It Is What It Is: il soul secondo Thundercat

Tre anni fa tutti parlavano, nel bene e nel male, di Drunk. C’è chi ha trovato una novità assoluta in quel connubio fra neo-soul, soul psichedelico e nu jazz, senza sottovalutare le numerose influenze funk. Qualcuno, invece, ha giudicato il tutto un po’ stucchevole e pacchiano, così come c’è chi ha visto in Stephen Bruner, meglio noto come Thundercat, un musicista di buon livello, ma non in grado di reinterpretare in maniera personale tutti questi spunti.

E se è vero che “non importa che se ne parli bene o male, l’importante è che se ne parli”, non stupisce una certa attesa collettiva per il nuovo album di Thundercat, It Is What It Is, in uscita il 3 aprile 2020 per Brainfeeder.

Prodotto in coppia con Flying Lotus, continua il viaggio nel mondo del Soul in tutte le sue sfaccettature, e non mancano, anche in questo caso, diverse sfaccettature con cui poter interpretare il genere.

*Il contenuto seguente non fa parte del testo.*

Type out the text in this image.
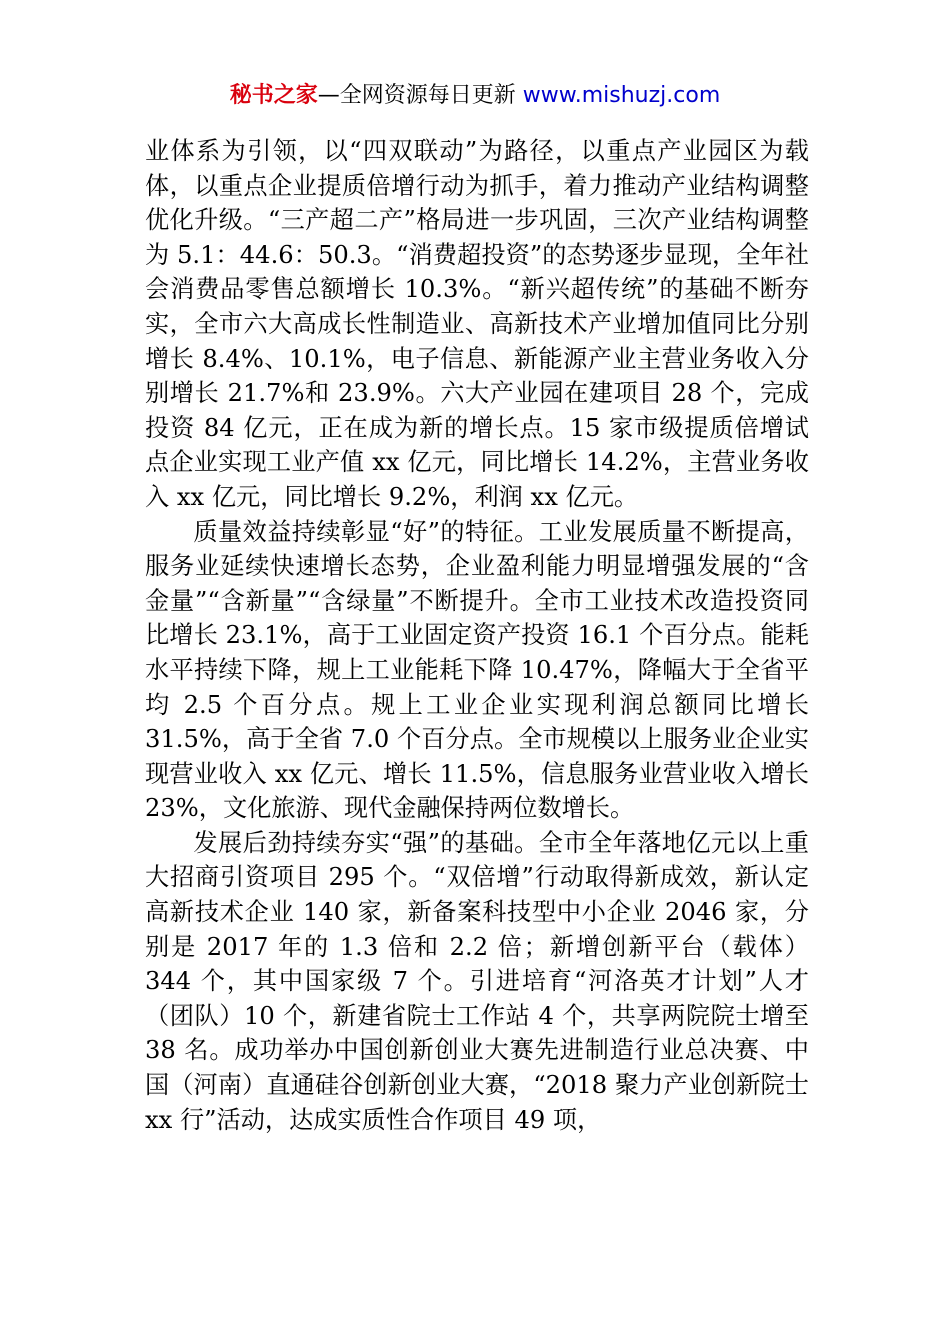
秘书之家—全网资源每日更新 www.mishuzj.com

业体系为引领，以“四双联动”为路径，以重点产业园区为载体，以重点企业提质倍增行动为抓手，着力推动产业结构调整优化升级。“三产超二产”格局进一步巩固，三次产业结构调整为 5.1：44.6：50.3。“消费超投资”的态势逐步显现，全年社会消费品零售总额增长 10.3%。“新兴超传统”的基础不断夯实，全市六大高成长性制造业、高新技术产业增加值同比分别增长 8.4%、10.1%，电子信息、新能源产业主营业务收入分别增长 21.7%和 23.9%。六大产业园在建项目 28 个，完成投资 84 亿元，正在成为新的增长点。15 家市级提质倍增试点企业实现工业产值 xx 亿元，同比增长 14.2%，主营业务收入 xx 亿元，同比增长 9.2%，利润 xx 亿元。

质量效益持续彰显“好”的特征。工业发展质量不断提高，服务业延续快速增长态势，企业盈利能力明显增强发展的“含金量”“含新量”“含绿量”不断提升。全市工业技术改造投资同比增长 23.1%，高于工业固定资产投资 16.1 个百分点。能耗水平持续下降，规上工业能耗下降 10.47%，降幅大于全省平均 2.5 个百分点。规上工业企业实现利润总额同比增长 31.5%，高于全省 7.0 个百分点。全市规模以上服务业企业实现营业收入 xx 亿元、增长 11.5%，信息服务业营业收入增长 23%，文化旅游、现代金融保持两位数增长。

发展后劲持续夯实“强”的基础。全市全年落地亿元以上重大招商引资项目 295 个。“双倍增”行动取得新成效，新认定高新技术企业 140 家，新备案科技型中小企业 2046 家，分别是 2017 年的 1.3 倍和 2.2 倍；新增创新平台（载体）344 个，其中国家级 7 个。引进培育“河洛英才计划”人才（团队）10 个，新建省院士工作站 4 个，共享两院院士增至 38 名。成功举办中国创新创业大赛先进制造行业总决赛、中国（河南）直通硅谷创新创业大赛，“2018 聚力产业创新院士 xx 行”活动，达成实质性合作项目 49 项，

Interstellar Love sta a metà fra classico e contemporaneo, in un connubio fra un sussurrato sognante e il nu jazz di sax e batteria; quest’ultima grande protagonista nelle frenetica I Love Louis Cole, complice proprio la presenza del virtuoso batterista statunitense. Black Qualls schiera i pezzi da 90: Childish Gambino, Steve Arrington e Steve Lacy arricchiscono le straordinarie linee di basso di Thundercat, più che mai in risalto in un pezzo che fonde abilmente ritmi funk con un soul dalle tinte variegate.

Difficile non innamorarsi del giro di basso di Unrequited Love, brano dal gusto psichedelico, mentre la presenza di Ty Dolla Sign e Lil B offre un interessante punto d’unione fra soul ed hip-hop in Fair Chance, che ricorda inevitabilmente Anderson .Paak.

It Is What It Is è sicuramente l’album più profondo di Thundercat, ed è evidente che sulla scrittura abbia influito la tragica morte dell’amico Mac Miller, com’è chiaro nella conclusiva title-track. Dal punto di vista musicale, invece, i pareri saranno ancora una volta spaccati.

L’ultima fatica di Thundercat non metterà tutti d’accordo nemmeno questa volta, perché sostanzialmente la proposta rimane immutata, per quanto sia un lavoro ancora più puramente soul rispetto al precedente.

It Is What It Is mette ancora in luce pregi (virtuosismo e capacità nell’incanalare diverse influenze) e difetti (monotonia che arriva con il passare dei minuti, la difficoltà di staccarsi dai modelli di riferimento) del 35enne statunitense, ma complessivamente il risultato convince.

La verità, insomma, sta nel mezzo. Esaltare o bocciare a priori Thundercat è un errore fatale.